フローの追加ボタンから「外部リソースにアクセス」->「HTTP 要求の送信」を選択し、「HTTP 要求の送信」を追加します。
「HTTP 要求の送信」の内容として下記を設定します。
HTTP method: GET
Url: https://zipcloud.ibsnet.co.jp/api/search?zipcode=${turn.activity.text}
Result property: dialog.api_response
Content type: application/json
Response type: json
${turn.activity.text
はチャットボットがユーザーから受信したテキストが格納されているプロパティです。
Result property
は API から受信したレスポンスを格納するプロパティです。
API から受信したレスポンスがエラーかどうかの判定を追加します。
フローの追加ボタンから「条件の作成」->「分岐: if/else」を選択し、条件に HTTP ステータスコードが 200(成功)かどうかを判定する下記を指定します。
dialog.api_response.statusCode == 200
郵便番号検索 API のドキュメントによれば、HTTP ステータスコードとは別に、レスポンスボディにも、正常応答かどうかを示す status フィールドが存在しています。
そこで、前回の分岐が True の場合のフローにおいて、再度フローの追加ボタンから「条件の作成」->「分岐: if/else」を選択し、下記条件を追加します。
dialog.api_response.content.status == 200
この分岐も True の場合、住所が格納されているとみなし、都道府県名、市区町村名、町域名を含めた応答を送信します。
フローの追加ボタンから「応答の送信」を選択し、応答に下記を指定します。
${dialog.api_response.content.results[0].address1}
${dialog.api_response.content.results[0].address2}
${dialog.api_response.content.results[0].address3}
分岐が False となる場合もエラーメッセージを返す「応答の送信」を追加します。
レスポンスボディの status がエラーの場合、message にエラー要因が格納されているので、下記応答でエラー要因も含めるようにしてみます。
次の理由により住所が検索できませんでした: ${dialog.api_response.content.message}
最終的には下記のようなフローとなります。
ボットの公開
Bot Framework Composer で編集した内容を Power Virtual Agents に反映するには、ボットの公開を行います。
「公開」メニューを開き、公開するボットにチェックを付けて「選択したボットを公開する」ボタンを押します。
Power Virtual Agents で動作確認
公開処理完了後、Power Virtual Agents ポータルから「郵便番号検索ボット」の「トピック」メニューを開きます。
Bot Framework Composer で作成した「不明なインテント」が追加されています。
「ボットのテスト」画面で郵便番号を入力すると、対応する住所が返ってきます。
エラーケースも確認してみます。
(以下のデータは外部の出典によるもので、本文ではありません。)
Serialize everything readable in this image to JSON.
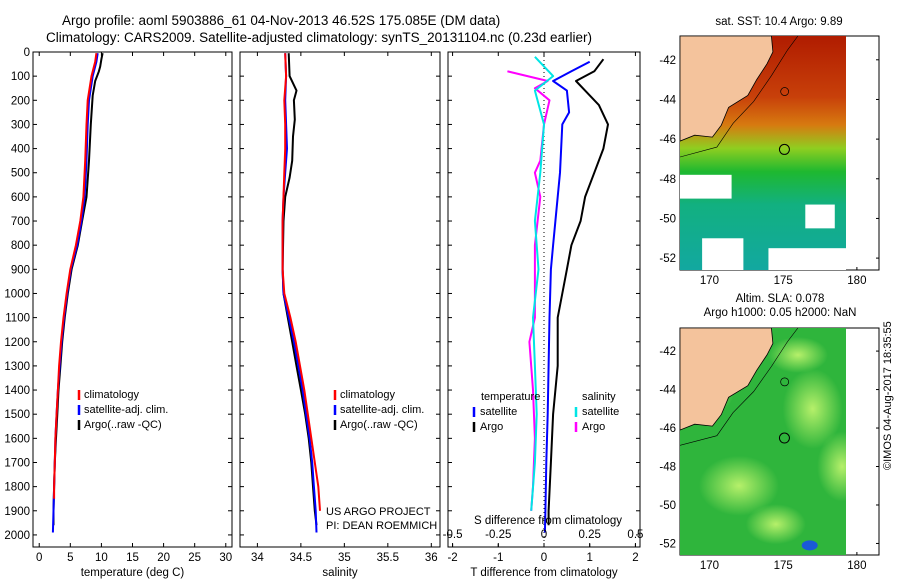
{
  "header": {
    "title_line1": "Argo profile: aoml 5903886_61 04-Nov-2013 46.52S 175.085E (DM data)",
    "title_line2": "Climatology: CARS2009. Satellite-adjusted climatology: synTS_20131104.nc (0.23d earlier)"
  },
  "timestamp": "©IMOS 04-Aug-2017 18:35:55",
  "colors": {
    "climatology": "#ff0000",
    "satellite": "#0000ff",
    "argo": "#000000",
    "s_satellite": "#00e5e5",
    "s_argo": "#ff00ff",
    "land": "#f4c39c"
  },
  "chart_data": [
    {
      "type": "line",
      "name": "temperature-profile",
      "xlabel": "temperature (deg C)",
      "ylabel": "",
      "xlim": [
        -1,
        31
      ],
      "ylim": [
        2050,
        0
      ],
      "xticks": [
        "0",
        "5",
        "10",
        "15",
        "20",
        "25",
        "30"
      ],
      "xtick_values": [
        0,
        5,
        10,
        15,
        20,
        25,
        30
      ],
      "yticks": [
        "0",
        "100",
        "200",
        "300",
        "400",
        "500",
        "600",
        "700",
        "800",
        "900",
        "1000",
        "1100",
        "1200",
        "1300",
        "1400",
        "1500",
        "1600",
        "1700",
        "1800",
        "1900",
        "2000"
      ],
      "ytick_values": [
        0,
        100,
        200,
        300,
        400,
        500,
        600,
        700,
        800,
        900,
        1000,
        1100,
        1200,
        1300,
        1400,
        1500,
        1600,
        1700,
        1800,
        1900,
        2000
      ],
      "legend": [
        "climatology",
        "satellite-adj. clim.",
        "Argo(..raw -QC)"
      ],
      "series": [
        {
          "name": "Argo",
          "color": "argo",
          "points": [
            [
              10.2,
              5
            ],
            [
              10,
              30
            ],
            [
              9.8,
              60
            ],
            [
              9.6,
              80
            ],
            [
              9,
              120
            ],
            [
              8.6,
              180
            ],
            [
              8.3,
              300
            ],
            [
              8,
              450
            ],
            [
              7.6,
              600
            ],
            [
              6.9,
              700
            ],
            [
              6.2,
              800
            ],
            [
              5.2,
              900
            ],
            [
              4.6,
              1000
            ],
            [
              4.1,
              1100
            ],
            [
              3.7,
              1200
            ],
            [
              3.4,
              1300
            ],
            [
              3.1,
              1400
            ],
            [
              2.9,
              1500
            ],
            [
              2.7,
              1600
            ],
            [
              2.5,
              1700
            ],
            [
              2.4,
              1800
            ],
            [
              2.3,
              1900
            ],
            [
              2.3,
              1960
            ]
          ]
        },
        {
          "name": "satellite",
          "color": "satellite",
          "points": [
            [
              9.4,
              5
            ],
            [
              9.2,
              40
            ],
            [
              8.6,
              100
            ],
            [
              8,
              200
            ],
            [
              7.8,
              300
            ],
            [
              7.6,
              450
            ],
            [
              7.3,
              600
            ],
            [
              6.8,
              700
            ],
            [
              6.1,
              800
            ],
            [
              5.1,
              900
            ],
            [
              4.5,
              1000
            ],
            [
              4,
              1100
            ],
            [
              3.6,
              1200
            ],
            [
              3.3,
              1300
            ],
            [
              3,
              1400
            ],
            [
              2.8,
              1500
            ],
            [
              2.6,
              1600
            ],
            [
              2.5,
              1700
            ],
            [
              2.4,
              1800
            ],
            [
              2.3,
              1900
            ],
            [
              2.2,
              1990
            ]
          ]
        },
        {
          "name": "climatology",
          "color": "climatology",
          "points": [
            [
              9.2,
              5
            ],
            [
              9,
              40
            ],
            [
              8.4,
              100
            ],
            [
              7.8,
              200
            ],
            [
              7.6,
              300
            ],
            [
              7.4,
              450
            ],
            [
              7.1,
              600
            ],
            [
              6.6,
              700
            ],
            [
              5.9,
              800
            ],
            [
              5,
              900
            ],
            [
              4.4,
              1000
            ],
            [
              3.9,
              1100
            ],
            [
              3.5,
              1200
            ],
            [
              3.2,
              1300
            ],
            [
              3,
              1400
            ],
            [
              2.8,
              1500
            ],
            [
              2.6,
              1600
            ],
            [
              2.5,
              1700
            ],
            [
              2.4,
              1800
            ],
            [
              2.4,
              1850
            ]
          ]
        }
      ]
    },
    {
      "type": "line",
      "name": "salinity-profile",
      "xlabel": "salinity",
      "xlim": [
        33.8,
        36.1
      ],
      "ylim": [
        2050,
        0
      ],
      "xticks": [
        "34",
        "34.5",
        "35",
        "35.5",
        "36"
      ],
      "xtick_values": [
        34,
        34.5,
        35,
        35.5,
        36
      ],
      "legend": [
        "climatology",
        "satellite-adj. clim.",
        "Argo(..raw -QC)"
      ],
      "annotations": [
        "US ARGO PROJECT",
        "PI: DEAN ROEMMICH"
      ],
      "series": [
        {
          "name": "Argo",
          "color": "argo",
          "points": [
            [
              34.36,
              5
            ],
            [
              34.37,
              100
            ],
            [
              34.45,
              160
            ],
            [
              34.42,
              200
            ],
            [
              34.43,
              280
            ],
            [
              34.41,
              350
            ],
            [
              34.4,
              450
            ],
            [
              34.37,
              520
            ],
            [
              34.32,
              600
            ],
            [
              34.3,
              700
            ],
            [
              34.29,
              900
            ],
            [
              34.3,
              1000
            ],
            [
              34.35,
              1100
            ],
            [
              34.4,
              1200
            ],
            [
              34.45,
              1300
            ],
            [
              34.5,
              1400
            ],
            [
              34.55,
              1500
            ],
            [
              34.59,
              1600
            ],
            [
              34.62,
              1700
            ],
            [
              34.64,
              1800
            ],
            [
              34.66,
              1900
            ],
            [
              34.68,
              1960
            ]
          ]
        },
        {
          "name": "satellite",
          "color": "satellite",
          "points": [
            [
              34.32,
              5
            ],
            [
              34.33,
              100
            ],
            [
              34.32,
              200
            ],
            [
              34.33,
              300
            ],
            [
              34.34,
              400
            ],
            [
              34.32,
              500
            ],
            [
              34.3,
              600
            ],
            [
              34.29,
              700
            ],
            [
              34.29,
              900
            ],
            [
              34.3,
              1000
            ],
            [
              34.36,
              1100
            ],
            [
              34.42,
              1200
            ],
            [
              34.47,
              1300
            ],
            [
              34.52,
              1400
            ],
            [
              34.56,
              1500
            ],
            [
              34.6,
              1600
            ],
            [
              34.63,
              1700
            ],
            [
              34.65,
              1800
            ],
            [
              34.67,
              1900
            ],
            [
              34.68,
              1990
            ]
          ]
        },
        {
          "name": "climatology",
          "color": "climatology",
          "points": [
            [
              34.32,
              5
            ],
            [
              34.33,
              100
            ],
            [
              34.31,
              200
            ],
            [
              34.32,
              300
            ],
            [
              34.32,
              400
            ],
            [
              34.31,
              500
            ],
            [
              34.3,
              600
            ],
            [
              34.29,
              700
            ],
            [
              34.29,
              900
            ],
            [
              34.31,
              1000
            ],
            [
              34.38,
              1100
            ],
            [
              34.44,
              1200
            ],
            [
              34.49,
              1300
            ],
            [
              34.54,
              1400
            ],
            [
              34.58,
              1500
            ],
            [
              34.62,
              1600
            ],
            [
              34.66,
              1700
            ],
            [
              34.7,
              1800
            ],
            [
              34.72,
              1900
            ]
          ]
        }
      ]
    },
    {
      "type": "line",
      "name": "difference-profile",
      "xlabel": "T difference from climatology",
      "xlabel_top": "S difference from climatology",
      "xlim": [
        -2.1,
        2.1
      ],
      "ylim": [
        2050,
        0
      ],
      "xticks": [
        "-2",
        "-1",
        "0",
        "1",
        "2"
      ],
      "xtick_values": [
        -2,
        -1,
        0,
        1,
        2
      ],
      "sticks": [
        "-0.5",
        "-0.25",
        "0",
        "0.25",
        "0.5"
      ],
      "stick_values": [
        -0.5,
        -0.25,
        0,
        0.25,
        0.5
      ],
      "legend_headers": [
        "temperature",
        "salinity"
      ],
      "legend_left": [
        "satellite",
        "Argo"
      ],
      "legend_right": [
        "satellite",
        "Argo"
      ],
      "series": [
        {
          "name": "T Argo diff",
          "color": "argo",
          "points": [
            [
              1.3,
              30
            ],
            [
              1.1,
              80
            ],
            [
              0.7,
              120
            ],
            [
              0.9,
              160
            ],
            [
              1.2,
              220
            ],
            [
              1.4,
              300
            ],
            [
              1.3,
              400
            ],
            [
              1.1,
              500
            ],
            [
              0.9,
              600
            ],
            [
              0.8,
              700
            ],
            [
              0.6,
              800
            ],
            [
              0.5,
              900
            ],
            [
              0.4,
              1000
            ],
            [
              0.3,
              1100
            ],
            [
              0.3,
              1300
            ],
            [
              0.2,
              1500
            ],
            [
              0.15,
              1700
            ],
            [
              0.1,
              1900
            ],
            [
              0.1,
              1960
            ]
          ]
        },
        {
          "name": "T satellite diff",
          "color": "satellite",
          "points": [
            [
              1.0,
              40
            ],
            [
              0.6,
              80
            ],
            [
              0.2,
              120
            ],
            [
              0.5,
              160
            ],
            [
              0.55,
              250
            ],
            [
              0.4,
              300
            ],
            [
              0.35,
              500
            ],
            [
              0.3,
              600
            ],
            [
              0.25,
              700
            ],
            [
              0.2,
              800
            ],
            [
              0.15,
              900
            ],
            [
              0.12,
              1100
            ],
            [
              0.1,
              1300
            ],
            [
              0.08,
              1500
            ],
            [
              0.05,
              1700
            ],
            [
              0.03,
              1900
            ],
            [
              0.02,
              1990
            ]
          ]
        },
        {
          "name": "S Argo diff",
          "color": "s_argo",
          "points": [
            [
              -0.2,
              80
            ],
            [
              0.02,
              120
            ],
            [
              -0.05,
              150
            ],
            [
              0.03,
              200
            ],
            [
              0,
              300
            ],
            [
              -0.02,
              450
            ],
            [
              -0.05,
              500
            ],
            [
              -0.02,
              600
            ],
            [
              -0.05,
              800
            ],
            [
              -0.05,
              1100
            ],
            [
              -0.08,
              1200
            ],
            [
              -0.06,
              1400
            ],
            [
              -0.05,
              1600
            ],
            [
              -0.06,
              1800
            ],
            [
              -0.07,
              1900
            ]
          ]
        },
        {
          "name": "S satellite diff",
          "color": "s_satellite",
          "points": [
            [
              -0.05,
              20
            ],
            [
              0.05,
              100
            ],
            [
              -0.05,
              160
            ],
            [
              0,
              300
            ],
            [
              -0.02,
              500
            ],
            [
              -0.05,
              700
            ],
            [
              -0.03,
              900
            ],
            [
              -0.06,
              1100
            ],
            [
              -0.05,
              1300
            ],
            [
              -0.04,
              1500
            ],
            [
              -0.05,
              1700
            ],
            [
              -0.07,
              1900
            ]
          ]
        }
      ]
    },
    {
      "type": "heatmap",
      "name": "sst-map",
      "title": "sat. SST: 10.4 Argo: 9.89",
      "xlim": [
        168,
        181.5
      ],
      "ylim": [
        -52.6,
        -40.8
      ],
      "xticks": [
        "170",
        "175",
        "180"
      ],
      "xtick_values": [
        170,
        175,
        180
      ],
      "yticks": [
        "-42",
        "-44",
        "-46",
        "-48",
        "-50",
        "-52"
      ],
      "ytick_values": [
        -42,
        -44,
        -46,
        -48,
        -50,
        -52
      ],
      "argo_location": [
        175.085,
        -46.52
      ]
    },
    {
      "type": "heatmap",
      "name": "sla-map",
      "title_line1": "Altim. SLA: 0.078",
      "title_line2": "Argo h1000: 0.05 h2000: NaN",
      "xlim": [
        168,
        181.5
      ],
      "ylim": [
        -52.6,
        -40.8
      ],
      "xticks": [
        "170",
        "175",
        "180"
      ],
      "xtick_values": [
        170,
        175,
        180
      ],
      "yticks": [
        "-42",
        "-44",
        "-46",
        "-48",
        "-50",
        "-52"
      ],
      "ytick_values": [
        -42,
        -44,
        -46,
        -48,
        -50,
        -52
      ],
      "argo_location": [
        175.085,
        -46.52
      ]
    }
  ]
}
不正な郵便番号を送ると、API のエラー要因を含むメッセージが返ってきています。
Composer で Power Virtual Agents のボットコンテンツを作成するためのガイドライン
Composer で Power Virtual Agents のボットコンテンツを作成するためのガイドラインには、Bot Framework Composer を使用して Power Virtual Agents 用のボット コンテンツを作成する際の注意事項が記載されています。
Bot Framework Composer の UI で表示されていても利用できない機能が存在したり、Bot Framework Composer と Power Virtual Agents との間でグローバル変数にアクセスする際の名称が異なっていたり、事前に目を通しておかないと混乱する内容もありますので、利用する際には一読されることをお薦めします。
Power Virtual Agents の機能拡張は Bot Framework Composer が唯一の手段ではない
この記事では、Power Virtual Agents と Bot Framework Composer の統合機能を使うことにより、現状の Power Virtual Agents だけでは対応できない、外部システムとの連携が行えることを確認しました。
ただし、Power Virtual Agents には、Unified Canvas という現在プレビュー状態の新たな開発フローがあり、そこにはアダプティブカードの送信など、従来 Bot Framework Composer でしか行えなかった機能も含まれています。また、外部システムとの連携についても、Power Automate 上でカスタムコネクタを作成し、Power Virtual Agents から呼び出す方法もあります。
Power Virtual Agents 本体および周辺の機能リリース状況や予定を踏まえた上でソリューションの構成を検討するのがよいと思います。